Three sleds are being pulled horizontally on frictionless horizontal ice using horizontal ropes (Fig. E5.14). The pull is of magnitude 190N. Find (a) the acceleration of the system and (b) the tension in ropes A and B.

The pull for the system of sleds is $P=190\mathrm{N}$

The mass of sled A is $m_a=10\mathrm{kg}$

The mass of sled B is $m_b=20\mathrm{kg}$

The mass of sled C is $m_c=30\mathrm{kg}$

The acceleration of the systems is calculated by considering all the sleds as a single sled of total mass of sleds.

The expression for the force is given by,

$F=ma$

Here$m$is the mass, $F$ is the force and $a$ is the acceleration.

(a)

The acceleration of the system is calculated as:

$P=\left(m_a+m_b+m_c\right)a$

Here, $P$is the pull for sleds, $a$is the acceleration of the system of sleds.

Substitute 190N for P , 10kg for $m_a$, 20kg for $m_b$ and 30kg for $m_c$.

$$\begin{gathered} 190\mathrm{N}=\left(10\mathrm{kg}+20\mathrm{kg}+30\mathrm{kg}\right)\mathrm{a} \\ \mathrm{a}=3.2\mathrm{m}/{\mathrm{s}}^2 \end{gathered}$$

Therefore, the acceleration of the system is $3.2\mathrm{m}/{\mathrm{s}}^2$.

(b)

The tension in the rope A is calculated as:

$P-T_a=m_{a}a$

Here, $T_a$ is the tension in rope A.

Substitute 190N for P, 10kg for $m_a$ and $3.2\mathrm{m}/{\mathrm{s}}^2$ for a.

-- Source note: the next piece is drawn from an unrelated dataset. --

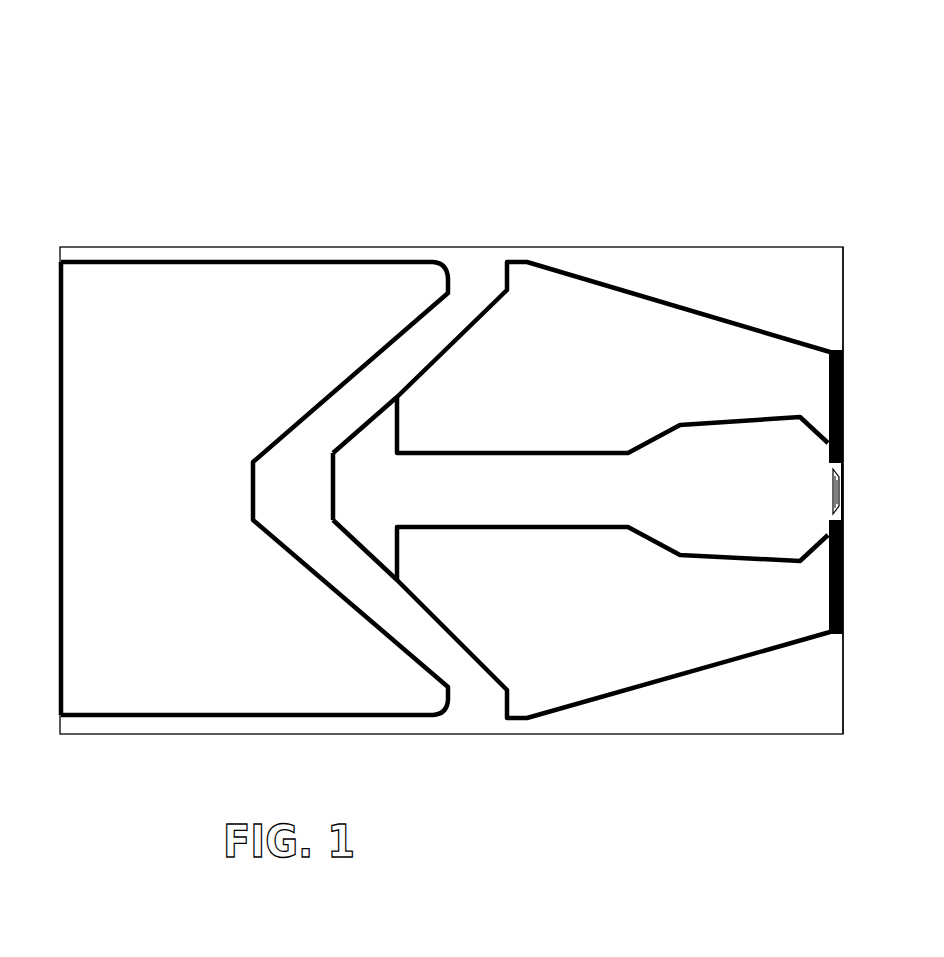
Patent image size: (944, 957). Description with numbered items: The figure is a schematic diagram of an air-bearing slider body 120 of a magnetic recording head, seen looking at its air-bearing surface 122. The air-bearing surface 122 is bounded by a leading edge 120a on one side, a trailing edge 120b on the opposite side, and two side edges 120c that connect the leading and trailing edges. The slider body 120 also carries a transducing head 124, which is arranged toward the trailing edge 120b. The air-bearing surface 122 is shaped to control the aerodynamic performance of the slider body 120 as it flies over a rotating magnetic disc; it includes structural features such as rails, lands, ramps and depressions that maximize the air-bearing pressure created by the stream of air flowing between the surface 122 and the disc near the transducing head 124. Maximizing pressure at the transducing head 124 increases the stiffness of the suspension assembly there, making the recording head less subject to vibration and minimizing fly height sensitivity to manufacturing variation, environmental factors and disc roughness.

$$\begin{gathered} 190\mathrm{N}-{\mathrm{T}}_{\mathrm{a}}=\left(10\mathrm{kg}\right)\left(3.2\mathrm{m}/{\mathrm{s}}^2\right) \\ {\mathrm{T}}_{\mathrm{a}}=158\mathrm{N} \end{gathered}$$

The tension in the rope B is calculated as:

$T_b=m_{c}a$

Here, $T_b$ is the tension in rope B.

Substitute 30kg for $m_c$ and $3.2\mathrm{m}/{\mathrm{s}}^2$ for a .

localid="1663742023525" $$\begin{gathered} T_b=\left(30\mathrm{kg}\right)\left(3.2\mathrm{m}/{\mathrm{s}}^2\right) \\ {T}_b=96\mathrm{N} \end{gathered}$$

Therefore, the tension in the ropes A and B are 158 N and 96 N .